En ocasiones uno se sorprende ante los juicios que pueden establecerse sobre ciertas personas atendiendo más a la impetuosidad de sus palabras que a las acciones que realizan.
Y es así. Con el calor de ciertas situaciones uno dice cosas que surgen de manera visceral y se transmiten por su boca; cosas que pueden obedecer a multitud de motivos y razones, no digo lo contrario, pero cosas que es necesrio confrontar con la realidad, y la realidad se manifiesta en obras.
Una persona, por ejemplo, siempre ofrece una invitación para sus amigos, pero el hecho es que nunca la ejerce; sin embargo, lo que queda en el recuerdo de muchos es lo bondadosa que es esta persona por sus constantes invitaciones (que la gran mayoría olvida que nunca se efectuaron).
Por el contrario, existen las personas aparentemente malencaradas que dejan claro que no van a realizar ningún favor a nadie, pero que, a la hora de la verdad, son capaces de muy grandes acciones. ¿Y cómo son juzgadas por la mayoría?
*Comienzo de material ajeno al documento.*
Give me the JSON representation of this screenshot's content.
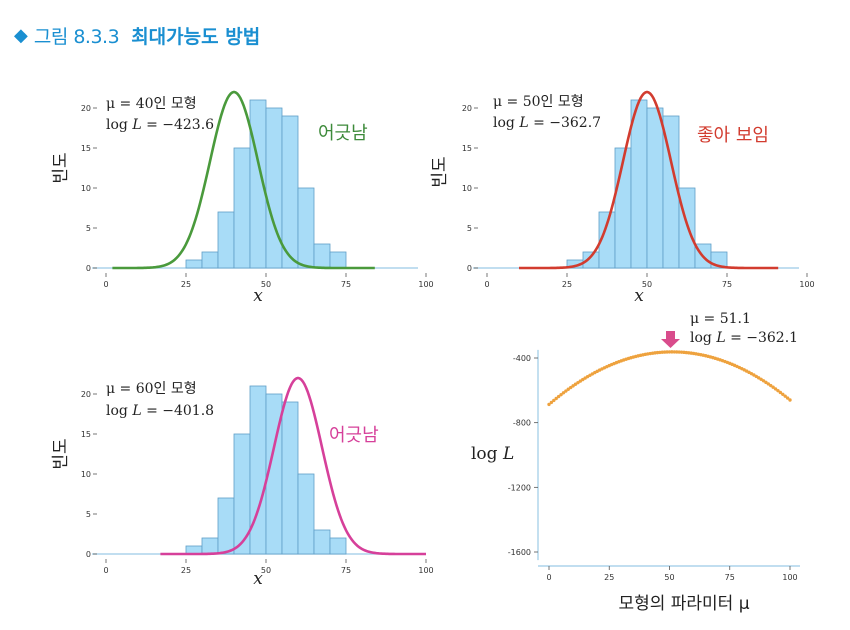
{
  "header": {
    "figure_number": "그림 8.3.3",
    "title": "최대가능도 방법"
  },
  "histogram": {
    "bin_edges": [
      25,
      30,
      35,
      40,
      45,
      50,
      55,
      60,
      65,
      70,
      75
    ],
    "counts": [
      1,
      2,
      7,
      15,
      21,
      20,
      19,
      10,
      3,
      2
    ]
  },
  "chart_data": [
    {
      "type": "bar",
      "name": "mu40",
      "title": "",
      "xlabel": "x",
      "ylabel": "빈도",
      "xlim": [
        0,
        100
      ],
      "ylim": [
        0,
        22
      ],
      "xticks": [
        0,
        25,
        50,
        75,
        100
      ],
      "yticks": [
        0,
        5,
        10,
        15,
        20
      ],
      "fit_mu": 40,
      "fit_color": "#4a9a3c",
      "fit_range": [
        2,
        84
      ],
      "info_line1": "μ = 40인 모형",
      "info_line2_prefix": "log ",
      "info_line2_var": "L",
      "info_line2_value": " = −423.6",
      "verdict": "어긋남",
      "verdict_color": "#3d8a3a"
    },
    {
      "type": "bar",
      "name": "mu50",
      "title": "",
      "xlabel": "x",
      "ylabel": "빈도",
      "xlim": [
        0,
        100
      ],
      "ylim": [
        0,
        22
      ],
      "xticks": [
        0,
        25,
        50,
        75,
        100
      ],
      "yticks": [
        0,
        5,
        10,
        15,
        20
      ],
      "fit_mu": 50,
      "fit_color": "#d23c2f",
      "fit_range": [
        10,
        91
      ],
      "info_line1": "μ = 50인 모형",
      "info_line2_prefix": "log ",
      "info_line2_var": "L",
      "info_line2_value": " = −362.7",
      "verdict": "좋아 보임",
      "verdict_color": "#d23c2f"
    },
    {
      "type": "bar",
      "name": "mu60",
      "title": "",
      "xlabel": "x",
      "ylabel": "빈도",
      "xlim": [
        0,
        100
      ],
      "ylim": [
        0,
        22
      ],
      "xticks": [
        0,
        25,
        50,
        75,
        100
      ],
      "yticks": [
        0,
        5,
        10,
        15,
        20
      ],
      "fit_mu": 60,
      "fit_color": "#d6409a",
      "fit_range": [
        17,
        100
      ],
      "info_line1": "μ = 60인 모형",
      "info_line2_prefix": "log ",
      "info_line2_var": "L",
      "info_line2_value": " = −401.8",
      "verdict": "어긋남",
      "verdict_color": "#d6409a"
    },
    {
      "type": "scatter",
      "name": "loglik",
      "title": "",
      "xlabel": "모형의 파라미터 μ",
      "ylabel": "log L",
      "xlim": [
        0,
        100
      ],
      "ylim": [
        -1650,
        -350
      ],
      "xticks": [
        0,
        25,
        50,
        75,
        100
      ],
      "yticks": [
        -400,
        -800,
        -1200,
        -1600
      ],
      "x_range": [
        0,
        100
      ],
      "x_step": 1,
      "peak_mu": 51.1,
      "peak_loglik": -362.1,
      "curvature": 0.1245,
      "point_color": "#eea23e",
      "arrow_color": "#d94c8c",
      "annotation_line1": "μ = 51.1",
      "annotation_line2_prefix": "log ",
      "annotation_line2_var": "L",
      "annotation_line2_value": " = −362.1"
    }
  ]
}
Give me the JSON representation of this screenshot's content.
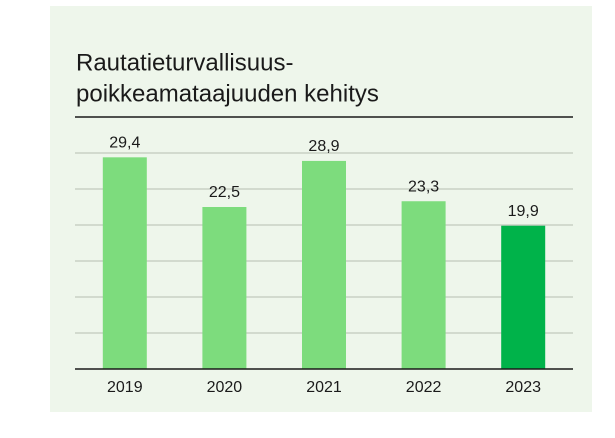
{
  "chart_data": {
    "type": "bar",
    "title": [
      "Rautatieturvallisuus-",
      "poikkeamataajuuden kehitys"
    ],
    "categories": [
      "2019",
      "2020",
      "2021",
      "2022",
      "2023"
    ],
    "values": [
      29.4,
      22.5,
      28.9,
      23.3,
      19.9
    ],
    "value_labels": [
      "29,4",
      "22,5",
      "28,9",
      "23,3",
      "19,9"
    ],
    "colors": [
      "#7ddc7d",
      "#7ddc7d",
      "#7ddc7d",
      "#7ddc7d",
      "#00b34a"
    ],
    "ylim": [
      0,
      35
    ],
    "yticks": [
      0,
      5,
      10,
      15,
      20,
      25,
      30,
      35
    ],
    "grid": true
  }
}
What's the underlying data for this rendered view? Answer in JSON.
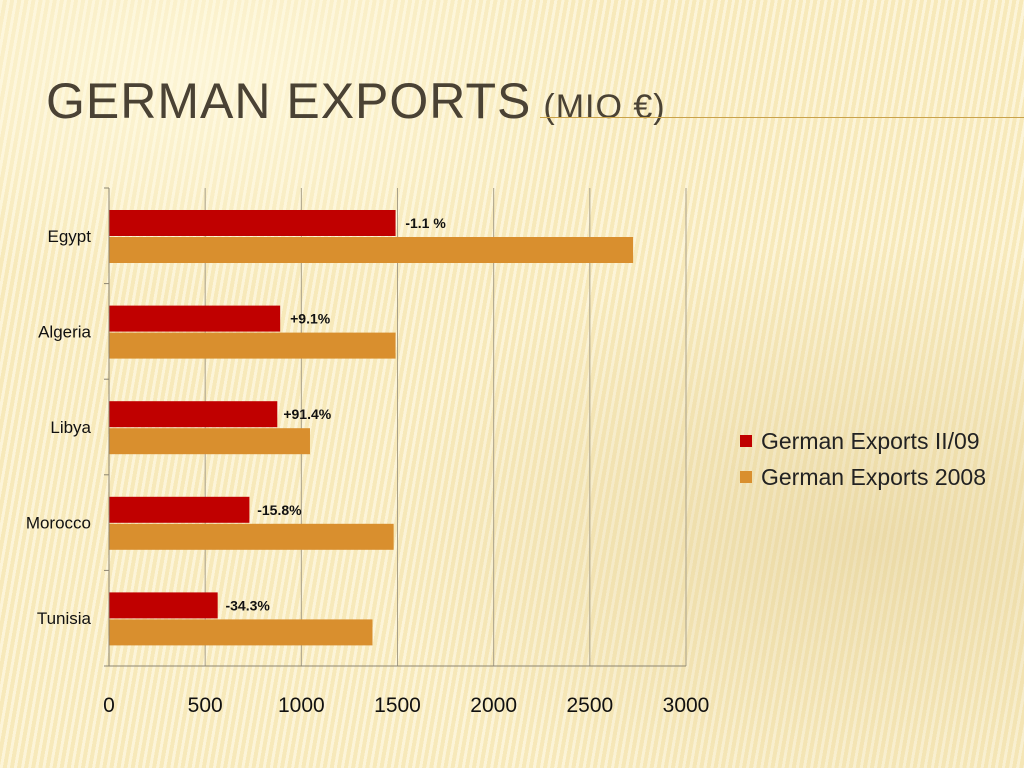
{
  "slide": {
    "title": "GERMAN EXPORTS",
    "title_suffix": "(MIO €)"
  },
  "chart_data": {
    "type": "bar",
    "orientation": "horizontal",
    "categories": [
      "Egypt",
      "Algeria",
      "Libya",
      "Morocco",
      "Tunisia"
    ],
    "series": [
      {
        "name": "German Exports II/09",
        "color": "#c00000",
        "values": [
          1490,
          890,
          875,
          730,
          565
        ]
      },
      {
        "name": "German Exports 2008",
        "color": "#d98f2e",
        "values": [
          2725,
          1490,
          1045,
          1480,
          1370
        ]
      }
    ],
    "annotations": [
      "-1.1 %",
      "+9.1%",
      "+91.4%",
      "-15.8%",
      "-34.3%"
    ],
    "xlim": [
      0,
      3000
    ],
    "x_ticks": [
      "0",
      "500",
      "1000",
      "1500",
      "2000",
      "2500",
      "3000"
    ],
    "grid": "vertical",
    "legend": "right"
  }
}
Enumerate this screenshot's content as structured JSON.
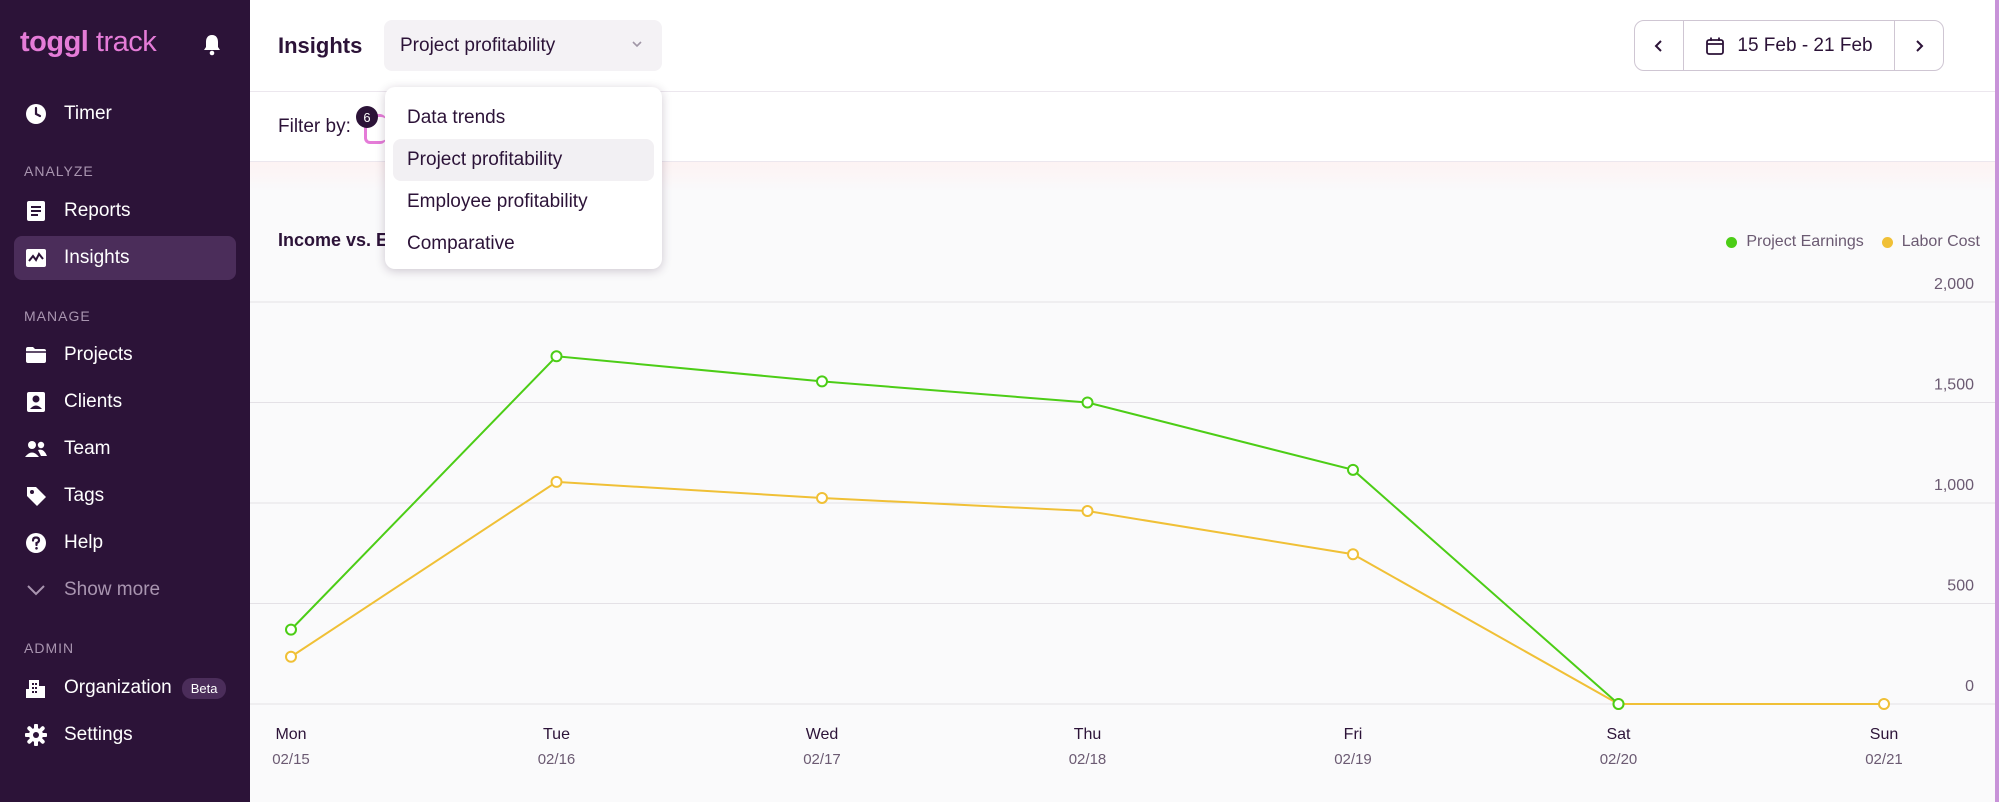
{
  "sidebar": {
    "logo_bold": "toggl",
    "logo_light": " track",
    "nav": {
      "timer": "Timer",
      "analyze_label": "ANALYZE",
      "reports": "Reports",
      "insights": "Insights",
      "manage_label": "MANAGE",
      "projects": "Projects",
      "clients": "Clients",
      "team": "Team",
      "tags": "Tags",
      "help": "Help",
      "show_more": "Show more",
      "admin_label": "ADMIN",
      "organization": "Organization",
      "organization_badge": "Beta",
      "settings": "Settings"
    },
    "active_item": "Insights"
  },
  "header": {
    "title": "Insights",
    "report_select": "Project profitability",
    "date_range": "15 Feb - 21 Feb"
  },
  "filter": {
    "label": "Filter by:",
    "badge_count": "6"
  },
  "dropdown": {
    "options": [
      "Data trends",
      "Project profitability",
      "Employee profitability",
      "Comparative"
    ],
    "selected": "Project profitability"
  },
  "chart_data": {
    "type": "line",
    "title": "Income vs. E",
    "categories": [
      "Mon",
      "Tue",
      "Wed",
      "Thu",
      "Fri",
      "Sat",
      "Sun"
    ],
    "dates": [
      "02/15",
      "02/16",
      "02/17",
      "02/18",
      "02/19",
      "02/20",
      "02/21"
    ],
    "series": [
      {
        "name": "Project Earnings",
        "color": "#4ccd16",
        "values": [
          370,
          1730,
          1605,
          1500,
          1165,
          0,
          null
        ]
      },
      {
        "name": "Labor Cost",
        "color": "#f0c036",
        "values": [
          235,
          1105,
          1025,
          960,
          745,
          0,
          0
        ]
      }
    ],
    "y_ticks": [
      0,
      500,
      1000,
      1500,
      2000
    ],
    "y_tick_labels": [
      "0",
      "500",
      "1,000",
      "1,500",
      "2,000"
    ],
    "ylim": [
      0,
      2000
    ],
    "grid": true,
    "legend_position": "top-right",
    "y_axis_side": "right"
  }
}
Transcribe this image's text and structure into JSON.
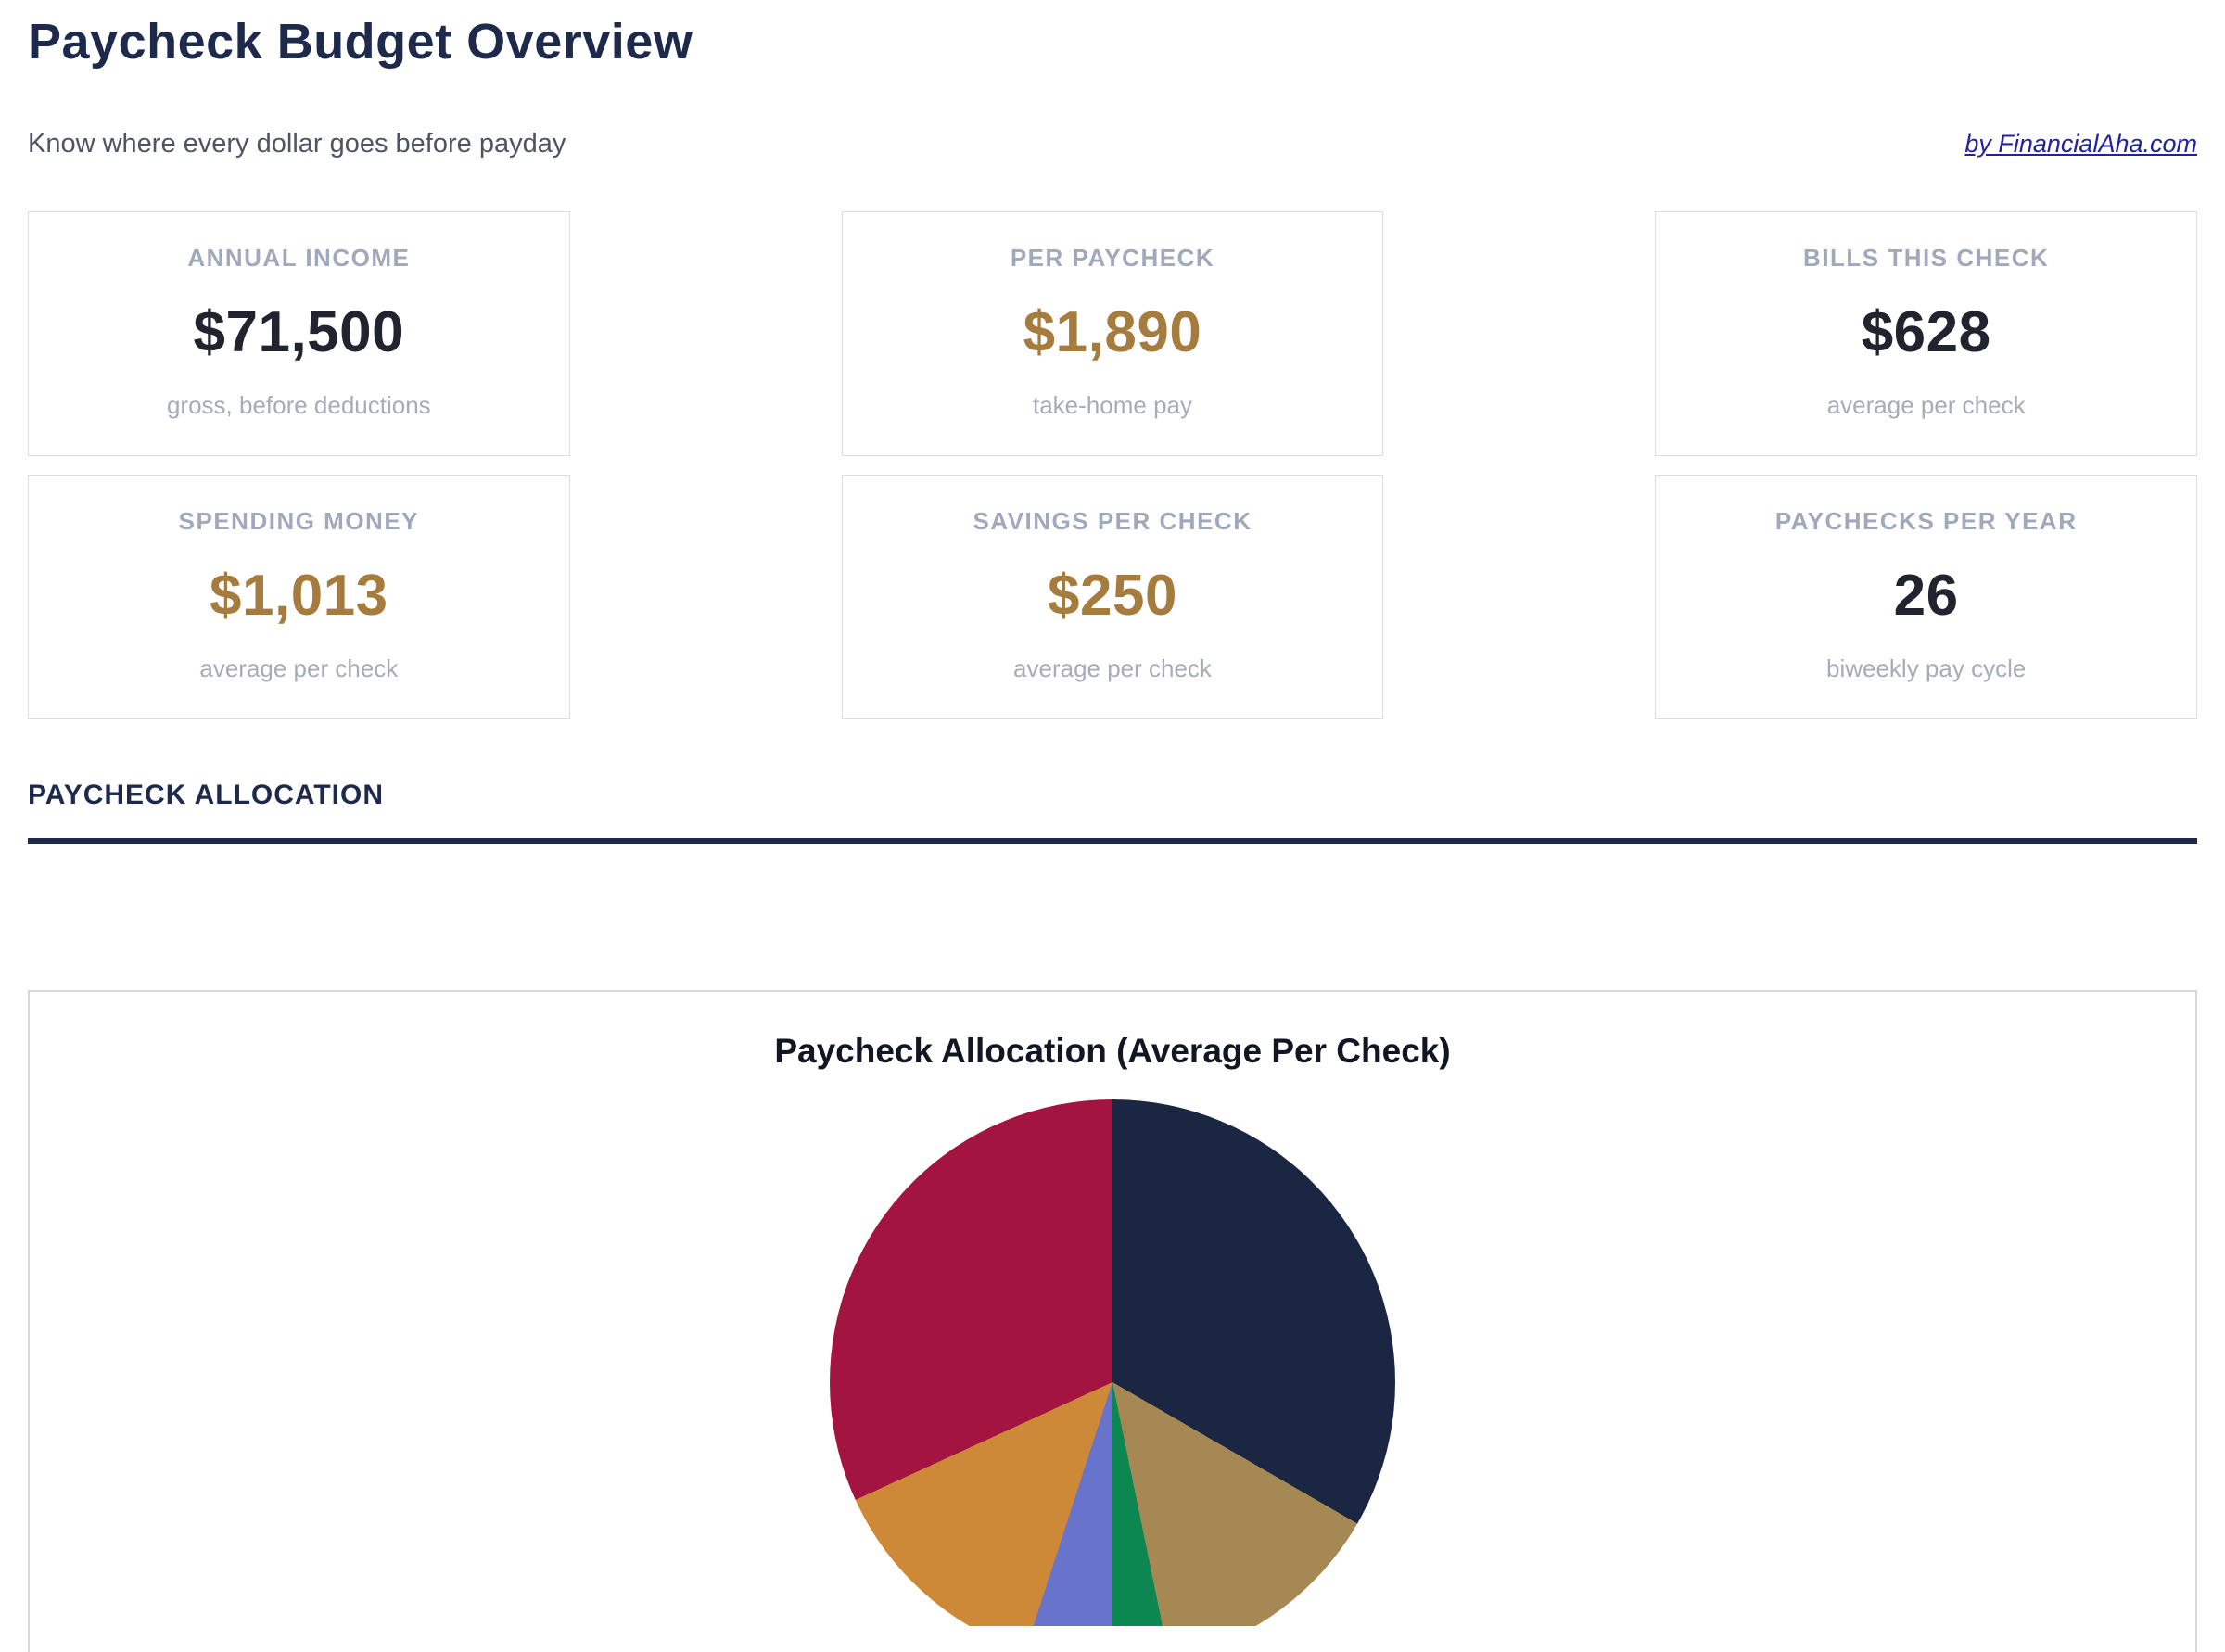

Como personas sin corazón que nunca hacen nada; confundiendo una vez más lo que se dice con lo que se hace.
Jesús lo explicó a las mil maravillas con esta parábola:
La parábola de los dos hijos
Mt, 21, 28-31
¿Qué os parece? Un hombre tenía dos hijos y, dirigiéndose al primero, le dijo: "Hijo, quiero que hoy vayas a trabajar a mi viña".
Él respondió: "No quiero". Pero después se arrepintió y fue.
Dirigiéndose al segundo, le dijo lo mismo y éste le respondió: "Voy, Señor", pero no fue.
¿Cuál de los dos cumplió la voluntad de su padre?